The well-known concept of intersectionality, coined by Kimberlé Crenshaw, helps illuminate how women’s financial experiences are shaped not just by gender, but by the interplay of class, family roles and cultural norms. In this context, microfinance emerges as a double-edged sword. While it offers women pathways to income and modest empowerment, critics argue it can reinforce existing inequalities and shift economic responsibility onto women without challenging deeper structural barriers. On the other hand, in the Pakistani setting, even small financial choices — like saving in secret or joining a committee — reflect meaningful acts of agency within these intersectional constraints.
The complexity of financial decision-making extended beyond personal finances; it was deeply interwoven with extended family obligations. Many women not only managed their immediate household’s needs, but were also expected to support siblings, parents and in-laws, often at significant personal cost. While this could be seen as a lack of financial agency, it can also be interpreted as a conscious prioritisation of collective responsibility over individual gain — a value that challenges the individualism embedded in capitalist and many Western feminism worldviews.
“Not just to understand the world, but to change it”
In my view, there are no easy answers, only competing perspectives.
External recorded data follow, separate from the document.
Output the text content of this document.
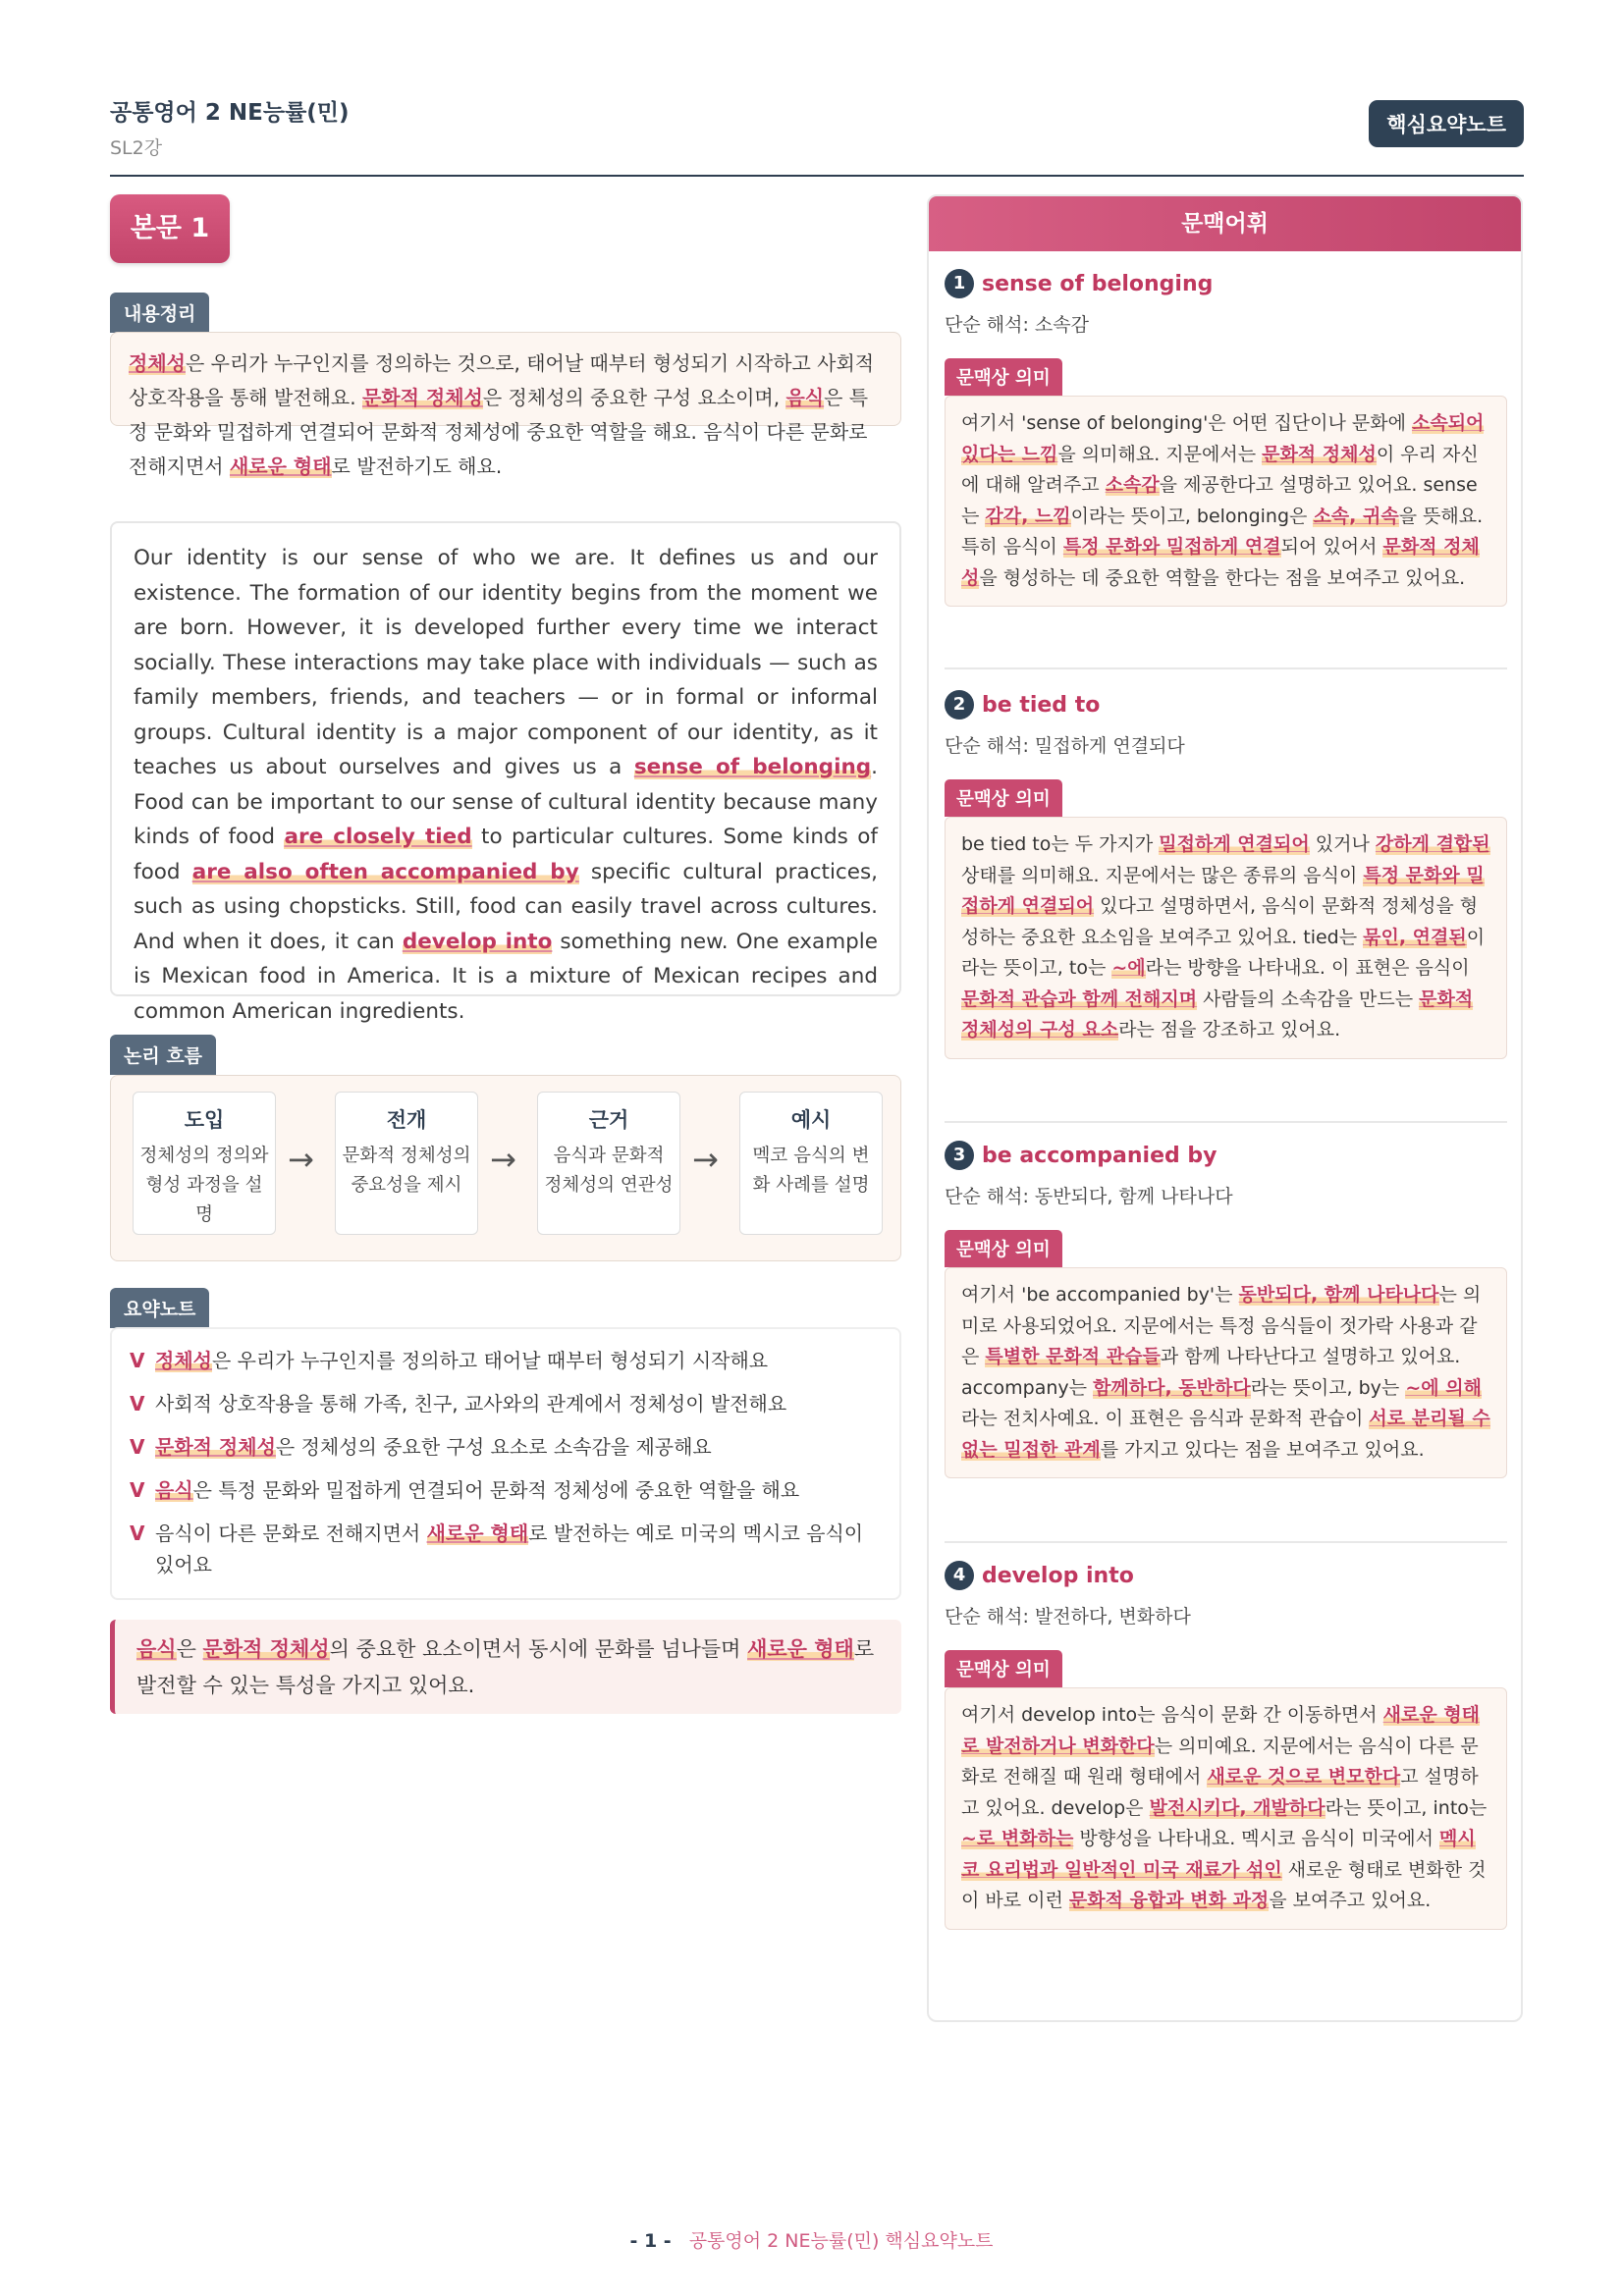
공통영어 2 NE능률(민)
SL2강
핵심요약노트
본문 1
내용정리
정체성은 우리가 누구인지를 정의하는 것으로, 태어날 때부터 형성되기 시작하고 사회적 상호작용을 통해 발전해요. 문화적 정체성은 정체성의 중요한 구성 요소이며, 음식은 특정 문화와 밀접하게 연결되어 문화적 정체성에 중요한 역할을 해요. 음식이 다른 문화로 전해지면서 새로운 형태로 발전하기도 해요.
Our identity is our sense of who we are. It defines us and our existence. The formation of our identity begins from the moment we are born. However, it is developed further every time we interact socially. These interactions may take place with individuals — such as family members, friends, and teachers — or in formal or informal groups. Cultural identity is a major component of our identity, as it teaches us about ourselves and gives us a sense of belonging. Food can be important to our sense of cultural identity because many kinds of food are closely tied to particular cultures. Some kinds of food are also often accompanied by specific cultural practices, such as using chopsticks. Still, food can easily travel across cultures. And when it does, it can develop into something new. One example is Mexican food in America. It is a mixture of Mexican recipes and common American ingredients.
논리 흐름
도입
정체성의 정의와 형성 과정을 설명
→
전개
문화적 정체성의 중요성을 제시
→
근거
음식과 문화적 정체성의 연관성
→
예시
멕코 음식의 변화 사례를 설명
요약노트
V 정체성은 우리가 누구인지를 정의하고 태어날 때부터 형성되기 시작해요
V 사회적 상호작용을 통해 가족, 친구, 교사와의 관계에서 정체성이 발전해요
V 문화적 정체성은 정체성의 중요한 구성 요소로 소속감을 제공해요
V 음식은 특정 문화와 밀접하게 연결되어 문화적 정체성에 중요한 역할을 해요
V 음식이 다른 문화로 전해지면서 새로운 형태로 발전하는 예로 미국의 멕시코 음식이 있어요
음식은 문화적 정체성의 중요한 요소이면서 동시에 문화를 넘나들며 새로운 형태로 발전할 수 있는 특성을 가지고 있어요.
문맥어휘
1 sense of belonging
단순 해석: 소속감
문맥상 의미
여기서 'sense of belonging'은 어떤 집단이나 문화에 소속되어 있다는 느낌을 의미해요. 지문에서는 문화적 정체성이 우리 자신에 대해 알려주고 소속감을 제공한다고 설명하고 있어요. sense는 감각, 느낌이라는 뜻이고, belonging은 소속, 귀속을 뜻해요. 특히 음식이 특정 문화와 밀접하게 연결되어 있어서 문화적 정체성을 형성하는 데 중요한 역할을 한다는 점을 보여주고 있어요.
2 be tied to
단순 해석: 밀접하게 연결되다
문맥상 의미
be tied to는 두 가지가 밀접하게 연결되어 있거나 강하게 결합된 상태를 의미해요. 지문에서는 많은 종류의 음식이 특정 문화와 밀접하게 연결되어 있다고 설명하면서, 음식이 문화적 정체성을 형성하는 중요한 요소임을 보여주고 있어요. tied는 묶인, 연결된이라는 뜻이고, to는 ~에라는 방향을 나타내요. 이 표현은 음식이 문화적 관습과 함께 전해지며 사람들의 소속감을 만드는 문화적 정체성의 구성 요소라는 점을 강조하고 있어요.
3 be accompanied by
단순 해석: 동반되다, 함께 나타나다
문맥상 의미
여기서 'be accompanied by'는 동반되다, 함께 나타나다는 의미로 사용되었어요. 지문에서는 특정 음식들이 젓가락 사용과 같은 특별한 문화적 관습들과 함께 나타난다고 설명하고 있어요. accompany는 함께하다, 동반하다라는 뜻이고, by는 ~에 의해라는 전치사예요. 이 표현은 음식과 문화적 관습이 서로 분리될 수 없는 밀접한 관계를 가지고 있다는 점을 보여주고 있어요.
4 develop into
단순 해석: 발전하다, 변화하다
문맥상 의미
여기서 develop into는 음식이 문화 간 이동하면서 새로운 형태로 발전하거나 변화한다는 의미예요. 지문에서는 음식이 다른 문화로 전해질 때 원래 형태에서 새로운 것으로 변모한다고 설명하고 있어요. develop은 발전시키다, 개발하다라는 뜻이고, into는 ~로 변화하는 방향성을 나타내요. 멕시코 음식이 미국에서 멕시코 요리법과 일반적인 미국 재료가 섞인 새로운 형태로 변화한 것이 바로 이런 문화적 융합과 변화 과정을 보여주고 있어요.
- 1 - 공통영어 2 NE능률(민) 핵심요약노트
Many Islamic microfinance initiatives — such as awqaf (charitable trusts), qard hasan (interest-free loans) and models inspired by Muhammad Yunus’s work in Bangladesh — have genuinely aimed to empower Muslim women and, in many cases, they have succeeded. Yet critics argue that some microfinance models have failed, trapping women in cycles of debt and failing to address deeper structural inequalities and systemic discrimination.
Similarly, while proponents of Islamic finance see it as an ethical system rooted in Islamic principles that avoids interest and its associated injustices, others contend it replicates the very capitalist structures it seeks to resist. Introduced in postcolonial contexts, they argue, Islamic finance can mirror mainstream financial services, prioritising profit in ways that reinforce global inequalities. This tension reflects my own lived experience of navigating two worlds divided by stark economic and ideological lines.
In fact, just as I was beginning to write this article Pakistan had come under bombardment and its airports had been closed. In addition to enduring scarcity, economic instability and political turmoil, it is now also grappling with war and conflict. I do believe that in the face of such global injustices, the only thing we can truly control is our own response. But what lies within our control? We can begin by educating ourselves and others about the structural forces — history, colonialism, globalisation — that shape our understanding of the world. We must also reflect critically on how our positionality — shaped by social, cultural and geographic contexts, as well as race, class, education and national identity — influences our engagement with these challenges.
Yet, for many in the diaspora, a persistent question remains: to what extent are we willing to move beyond the comfort of our lives to make a meaningful difference on the ground? Perhaps that is why every trip back to Pakistan, greeted by warm embraces and the thick, hazy air, feels so profoundly disorienting yet grounding. For it reminds me that, while I may move between worlds, the real challenge lies in what I choose to do with the knowledge and privilege those worlds afford me.
Maria Bhatti is a Senior Lecturer in the School of Law at Western Sydney University.